Gratuitous quotations and shy confessions follow each other in a happy jumble. The reader is treated to Hamlet’s “To be or not to be” soliloquy (twice) and to an account of Wolfs first sex experience. Wolf donates a pint of blood to a hospital and allows himself to entertain giddy thoughts. He interviews some cancer patients, who have little to say, and an actor, Christopher Lee, who has played Dracula in several films. He talks with some high school girls, and although the subject of vampires does not come up, he learns a lot about teen-age sex. He does find one 22-year-old sadomasochist who says he likes to suck blood.

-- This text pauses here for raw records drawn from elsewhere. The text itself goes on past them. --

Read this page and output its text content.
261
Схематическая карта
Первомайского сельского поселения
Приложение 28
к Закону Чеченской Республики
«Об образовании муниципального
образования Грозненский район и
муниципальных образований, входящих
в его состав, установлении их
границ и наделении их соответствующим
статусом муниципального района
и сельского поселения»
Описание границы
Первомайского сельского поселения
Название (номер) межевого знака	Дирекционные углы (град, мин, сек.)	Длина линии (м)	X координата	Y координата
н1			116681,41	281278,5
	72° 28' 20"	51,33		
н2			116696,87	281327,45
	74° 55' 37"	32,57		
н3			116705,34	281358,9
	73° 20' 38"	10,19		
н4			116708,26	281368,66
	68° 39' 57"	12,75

The rest is a windy literary turn. He sketches the history of Gilles de Rais, the 15th century French child murderer, who was not a vampire. He gives a gloss of Rider Haggard’s She, which is not about vampires, and a 20-page summary of Bram Stoker’s 1897 novel Dracula, which is. It is here that the single idea of Wolfs book is developed. This is the notion that the force of Stoker’s novel derives from the sensual repressions of the Victorian Age. Of course he is correct. The fantasy of a tall intruder in evening clothes bending over the naked bosom of a sleeping maiden must have been delicious. He might have gone further. The Middle Ages believed matter-of-factly in vampires, and the 19th century was thrilled by fictional ones. There has been a small spate of vampire books and films of late, but except as a soggy bit of low camp, Dracula is not really a monster for our times. We lack the peasant theology for one kind of belief, and the right kind of sexual snarls for the other.

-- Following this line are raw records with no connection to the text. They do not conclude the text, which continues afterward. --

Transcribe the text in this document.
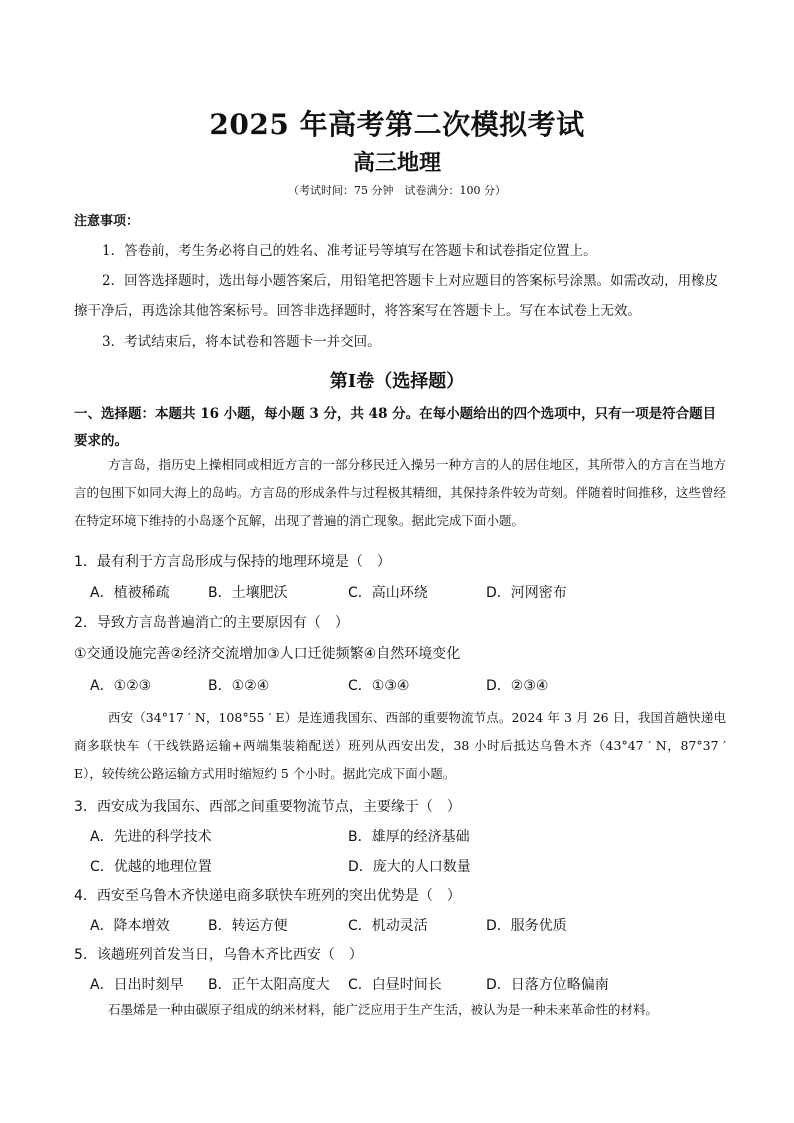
2025 年高考第二次模拟考试
高三地理
（考试时间：75 分钟　试卷满分：100 分）
注意事项：
1．答卷前，考生务必将自己的姓名、准考证号等填写在答题卡和试卷指定位置上。
2．回答选择题时，选出每小题答案后，用铅笔把答题卡上对应题目的答案标号涂黑。如需改动，用橡皮擦干净后，再选涂其他答案标号。回答非选择题时，将答案写在答题卡上。写在本试卷上无效。
3．考试结束后，将本试卷和答题卡一并交回。
第Ⅰ卷（选择题）
一、选择题：本题共 16 小题，每小题 3 分，共 48 分。在每小题给出的四个选项中，只有一项是符合题目要求的。
方言岛，指历史上操相同或相近方言的一部分移民迁入操另一种方言的人的居住地区，其所带入的方言在当地方言的包围下如同大海上的岛屿。方言岛的形成条件与过程极其精细，其保持条件较为苛刻。伴随着时间推移，这些曾经在特定环境下维持的小岛逐个瓦解，出现了普遍的消亡现象。据此完成下面小题。
1．最有利于方言岛形成与保持的地理环境是（　）
A．植被稀疏	B．土壤肥沃	C．高山环绕	D．河网密布
2．导致方言岛普遍消亡的主要原因有（　）
①交通设施完善②经济交流增加③人口迁徙频繁④自然环境变化
A．①②③	B．①②④	C．①③④	D．②③④
西安（34°17 ′ N，108°55 ′ E）是连通我国东、西部的重要物流节点。2024 年 3 月 26 日，我国首趟快递电商多联快车（干线铁路运输+两端集装箱配送）班列从西安出发，38 小时后抵达乌鲁木齐（43°47 ′ N，87°37 ′ E），较传统公路运输方式用时缩短约 5 个小时。据此完成下面小题。
3．西安成为我国东、西部之间重要物流节点，主要缘于（　）
A．先进的科学技术	B．雄厚的经济基础
C．优越的地理位置	D．庞大的人口数量
4．西安至乌鲁木齐快递电商多联快车班列的突出优势是（　）
A．降本增效	B．转运方便	C．机动灵活	D．服务优质
5．该趟班列首发当日，乌鲁木齐比西安（　）
A．日出时刻早 B．正午太阳高度大 C．白昼时间长	D．日落方位略偏南
石墨烯是一种由碳原子组成的纳米材料，能广泛应用于生产生活，被认为是一种未来革命性的材料。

There was a historical Dracula, however, and according to the authors of In Search of Dracula, he was a fright to believe in. The book clears him of one notable charge: by examining Rumanian, Russian, German and French folklore of the 15th century, in which Dracula figures vividly, it establishes that he was not a vampire. That was Bram Stoker’s libel; needing a monstrous name and a far-off place for his fantasy, he chose Dracula and Transylvania. The real Dracula, son of Dracul (the name means dragon), was a Christian prince and mass murderer who lived in what is now Rumania, at the edge of the Turkish empire, from 1430 or ’31 to 1476. He was known to his times as Vlad the Impaler, and with good reason. His favorite method of torture and execution, although he had others, was to spit his victims on wooden stakes and watch them writhe.
Woodcuts of the time show Dracula eating at a banquet table outdoors, surrounded by a large array of stakes on which bodies are speared. When a visitor to his court showed himself to be revolted by the resulting stench, Dracula jovially ordered the man himself to be impaled, but on an especially high stake, so he could not be offended by the smell of other bodies. When two emissaries of Sultan Mohammed II neglected to take off their turbans, explaining that such was the Turkish custom, Dracula had the turbans nailed to their heads. He spitted babies on their mothers’ breasts and forced parents to eat stewed pieces of their children.
In all, he may have executed some 100,000 people—Turks, Saxons, Hungarians, Bulgarians, Jews and Gypsies.
This was approximately 20% of the population of Wallachia, where he reigned (Transylvania was a neighboring province). What is fascinating about this tyrant is that he was universally acknowledged to have been an effective ruler. He savaged the Turks, whipped the landowning nobles into line, cowed the Saxons, and relieved the poor and the sick of their misery by burning large numbers of them. So perfect was his law and order that he was able to leave a rich golden goblet by a wayside spring in his domain for the refreshment of travelers. No one ever stole it.
In Search of Dracula is a bit overpackaged. But the authors have done fine work in assembling documents and tales from Dracula’s own time. A report written for Czar Ivan the Great in 1490 is particularly revealing. It would not have been good sense to criticize Dracula harshly lest the Czar suspect the principle of autocratic rule was being challenged. So the writer repeated the bloody stories in an approving tone.
Dracula, he implied, was eccentric but just, a stern father to his people. Thus do courtiers who present news summaries to rulers remain in favor, even to this day.